Dia kemudian sadar bahwa mataku terbuka sedikit menatapnya. Dia terlihat kaget, tatapnya melotot, pupilnya membesar, ekspresinya berubah seperti seseorang yang menatap sesuatu yang mengerikan. Lalu dia segera pergi dari sana memegang mulutnya, menjauhi diriku, dan memuntahkan isi perutnya. Balthiq saat itu segera mendekati ibu, memengangi punggungnya, mencoba menenangkannya.

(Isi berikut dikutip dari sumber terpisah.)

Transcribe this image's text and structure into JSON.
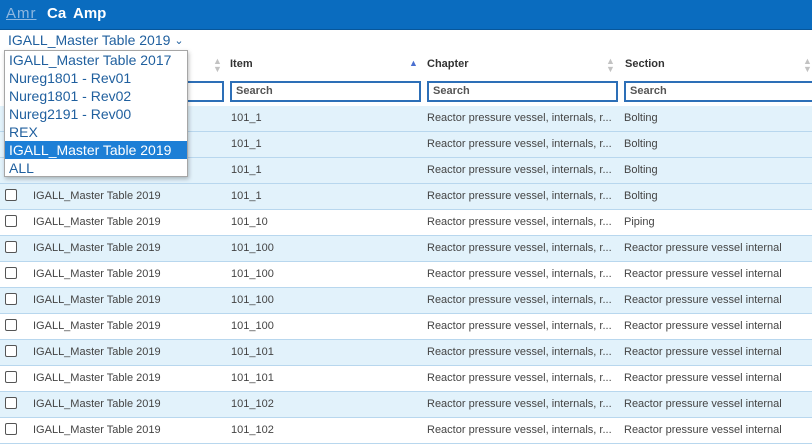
{
  "nav": {
    "amr": "Amr",
    "ca": "Ca",
    "amp": "Amp"
  },
  "selector": {
    "value": "IGALL_Master Table 2019",
    "chevron": "chevron-down-icon"
  },
  "columns": {
    "item": "Item",
    "chapter": "Chapter",
    "section": "Section"
  },
  "filters": {
    "placeholder": "Search",
    "item": "Search",
    "chapter": "Search",
    "section": "Search"
  },
  "dropdown": {
    "options": [
      "IGALL_Master Table 2017",
      "Nureg1801 - Rev01",
      "Nureg1801 - Rev02",
      "Nureg2191 - Rev00",
      "REX",
      "IGALL_Master Table 2019",
      "ALL"
    ],
    "selected": "IGALL_Master Table 2019"
  },
  "rows": [
    {
      "table": "",
      "item": "101_1",
      "chapter": "Reactor pressure vessel, internals, r...",
      "section": "Bolting"
    },
    {
      "table": "",
      "item": "101_1",
      "chapter": "Reactor pressure vessel, internals, r...",
      "section": "Bolting"
    },
    {
      "table": "",
      "item": "101_1",
      "chapter": "Reactor pressure vessel, internals, r...",
      "section": "Bolting"
    },
    {
      "table": "IGALL_Master Table 2019",
      "item": "101_1",
      "chapter": "Reactor pressure vessel, internals, r...",
      "section": "Bolting"
    },
    {
      "table": "IGALL_Master Table 2019",
      "item": "101_10",
      "chapter": "Reactor pressure vessel, internals, r...",
      "section": "Piping"
    },
    {
      "table": "IGALL_Master Table 2019",
      "item": "101_100",
      "chapter": "Reactor pressure vessel, internals, r...",
      "section": "Reactor pressure vessel internal"
    },
    {
      "table": "IGALL_Master Table 2019",
      "item": "101_100",
      "chapter": "Reactor pressure vessel, internals, r...",
      "section": "Reactor pressure vessel internal"
    },
    {
      "table": "IGALL_Master Table 2019",
      "item": "101_100",
      "chapter": "Reactor pressure vessel, internals, r...",
      "section": "Reactor pressure vessel internal"
    },
    {
      "table": "IGALL_Master Table 2019",
      "item": "101_100",
      "chapter": "Reactor pressure vessel, internals, r...",
      "section": "Reactor pressure vessel internal"
    },
    {
      "table": "IGALL_Master Table 2019",
      "item": "101_101",
      "chapter": "Reactor pressure vessel, internals, r...",
      "section": "Reactor pressure vessel internal"
    },
    {
      "table": "IGALL_Master Table 2019",
      "item": "101_101",
      "chapter": "Reactor pressure vessel, internals, r...",
      "section": "Reactor pressure vessel internal"
    },
    {
      "table": "IGALL_Master Table 2019",
      "item": "101_102",
      "chapter": "Reactor pressure vessel, internals, r...",
      "section": "Reactor pressure vessel internal"
    },
    {
      "table": "IGALL_Master Table 2019",
      "item": "101_102",
      "chapter": "Reactor pressure vessel, internals, r...",
      "section": "Reactor pressure vessel internal"
    }
  ]
}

Saat itu air mataku keluar walau kini aku benar-benar lumpuh. Rasa pilu muncul di dadaku, dan aku mulai mengingat sesuatu yang samar. Aku seperti melihat Ibu dan Balthiq dalam ingatanku, sesuatu yang sepertinya tidak pernah kulakukan. Balthiq yang berjalan di antara mayat-mayat yang tertusuk oleh kayu, Ibu yang meronta-ronta kesakitan, dan ketika Balthiq memelukku oleh alasan yang misterius. Aku tak bisa mengingat lebih dari itu selain perasaan yang terus terjebak dalam dada ini, sedih dan putus asa.

Dan aku pingsan lagi.

***

“...”

Kali ini aku tidak lagi bangun di ruang perawatan tersebut, namun berada di ruangan serba putih dengan dewa materi di hadapanku. Dia seharusnya tahu bahwa dia tidak bisa semena-mena membawaku ke dunia ini, atau.. jangan-jangan kini diriku sudah mati?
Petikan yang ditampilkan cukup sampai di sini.